Ce principe s’applique dans les situations où nous ne savons pas bien quel comportement adopter. Nous jugeons un comportement approprié si nous voyons d’autres personnes l’adopter.
Et souvent, c’est le bon choix : nous faisons moins d’erreurs en nous conformant aux autres, qu’en allant à leur encontre.
Comme pour les principes précédents, il y a par contre des situations où ce n’est pas la meilleure approche. Par exemple, quand les autres non plus ne savent pas quel est le bon comportement à tenir, et ils nous observent à leur tour pour décider quoi faire.
Le phénomène inexplicable où, dans une grande ville, beaucoup de passants assistent à une agression ou à un malaise en totale indifférence, sans aider la victime, est une conséquence directe de la preuve sociale. Quand la situation se produit, personne ne sait exactement quoi faire, et tous se regardent autour pour décider le bon comportement à adopter.
Puisque nous préférons toujours avoir l’air calme et assuré, nous cherchons ces indications sans bruit, en regardant discrètement autour de nous. Par conséquent, chacun verra que les autres semblent impassibles et que personne n’agit. En vertu de la preuve sociale, chacun conclut que la situation ne demande pas de mesures urgentes.
Encore une fois, le pilote automatique fourni par la preuve sociale est plus souvent un allié qu’un ennemi : ce serait contreproductif de le débrancher complément.
Il faut par contre apprendre à identifier les situations où il y a des erreurs.
- Un premier cas est représenté par la manipulation volontaire des informations : les indices ont été délibérément falsifiés pour nous pousser vers des conclusions erronées (c’est la cas de certaines publicités).
- Un autre cas est celui où personne ne sait quoi faire.
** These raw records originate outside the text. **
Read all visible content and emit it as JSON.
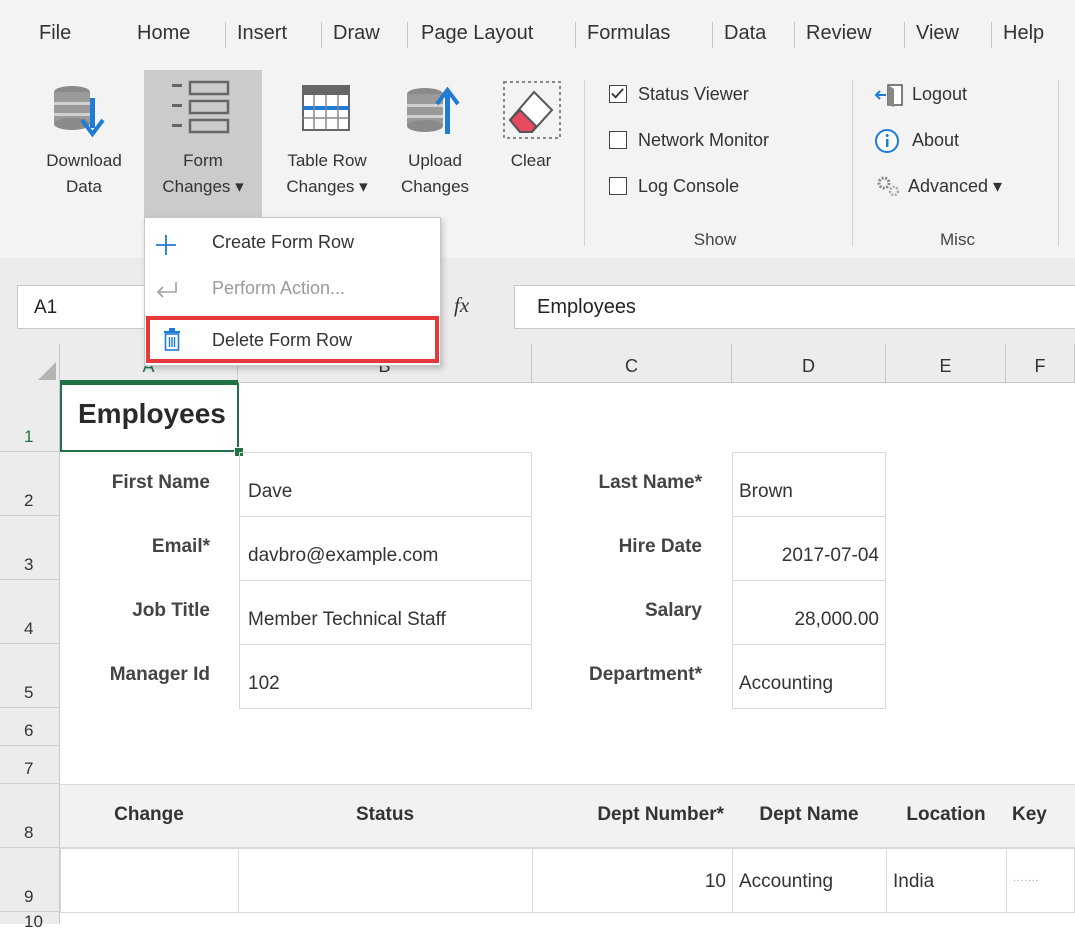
{
  "menu": [
    "File",
    "Home",
    "Insert",
    "Draw",
    "Page Layout",
    "Formulas",
    "Data",
    "Review",
    "View",
    "Help"
  ],
  "ribbon": {
    "download": {
      "line1": "Download",
      "line2": "Data"
    },
    "form_changes": {
      "line1": "Form",
      "line2": "Changes ▾"
    },
    "table_row_changes": {
      "line1": "Table Row",
      "line2": "Changes ▾"
    },
    "upload": {
      "line1": "Upload",
      "line2": "Changes"
    },
    "clear": {
      "line1": "Clear"
    },
    "show": {
      "status_viewer": {
        "label": "Status Viewer",
        "checked": true
      },
      "network_monitor": {
        "label": "Network Monitor",
        "checked": false
      },
      "log_console": {
        "label": "Log Console",
        "checked": false
      },
      "group_label": "Show"
    },
    "misc": {
      "logout": "Logout",
      "about": "About",
      "advanced": "Advanced ▾",
      "group_label": "Misc"
    }
  },
  "dropdown": {
    "create_form_row": "Create Form Row",
    "perform_action": "Perform Action...",
    "delete_form_row": "Delete Form Row"
  },
  "formula_bar": {
    "name_box": "A1",
    "fx": "fx",
    "content": "Employees"
  },
  "columns": [
    "A",
    "B",
    "C",
    "D",
    "E",
    "F"
  ],
  "rows": [
    "1",
    "2",
    "3",
    "4",
    "5",
    "6",
    "7",
    "8",
    "9",
    "10"
  ],
  "sheet": {
    "title": "Employees",
    "first_name_label": "First Name",
    "first_name": "Dave",
    "last_name_label": "Last Name*",
    "last_name": "Brown",
    "email_label": "Email*",
    "email": "davbro@example.com",
    "hire_date_label": "Hire Date",
    "hire_date": "2017-07-04",
    "job_title_label": "Job Title",
    "job_title": "Member Technical Staff",
    "salary_label": "Salary",
    "salary": "28,000.00",
    "manager_id_label": "Manager Id",
    "manager_id": "102",
    "department_label": "Department*",
    "department": "Accounting",
    "table_headers": [
      "Change",
      "Status",
      "Dept Number*",
      "Dept Name",
      "Location",
      "Key"
    ],
    "table_row": {
      "change": "",
      "status": "",
      "dept_number": "10",
      "dept_name": "Accounting",
      "location": "India",
      "key": "......."
    }
  },
  "colors": {
    "selection": "#217346",
    "highlight": "#e8393a"
  }
}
Quand nous sentons que notre réaction instinctive et les indications données par le groupe sont en contradiction, il vaut mieux enlever le pilote automatique et évaluer la situation de manière réfléchie.
Voilà, vous avez découvert les 3 premier principes de persuasions présentés par Robert Cialdini dans son livre « Influence et Manipulation ». Je vous donne rendez-vous la semaine prochaine pour découvrir les 3 principes restants : l’autorité, la sympathie et la rareté.
Est-ce que vous avez des exemples où votre comportement a été influencé par ces principes ?
Comment avez vous réussi à faire face à la situation ?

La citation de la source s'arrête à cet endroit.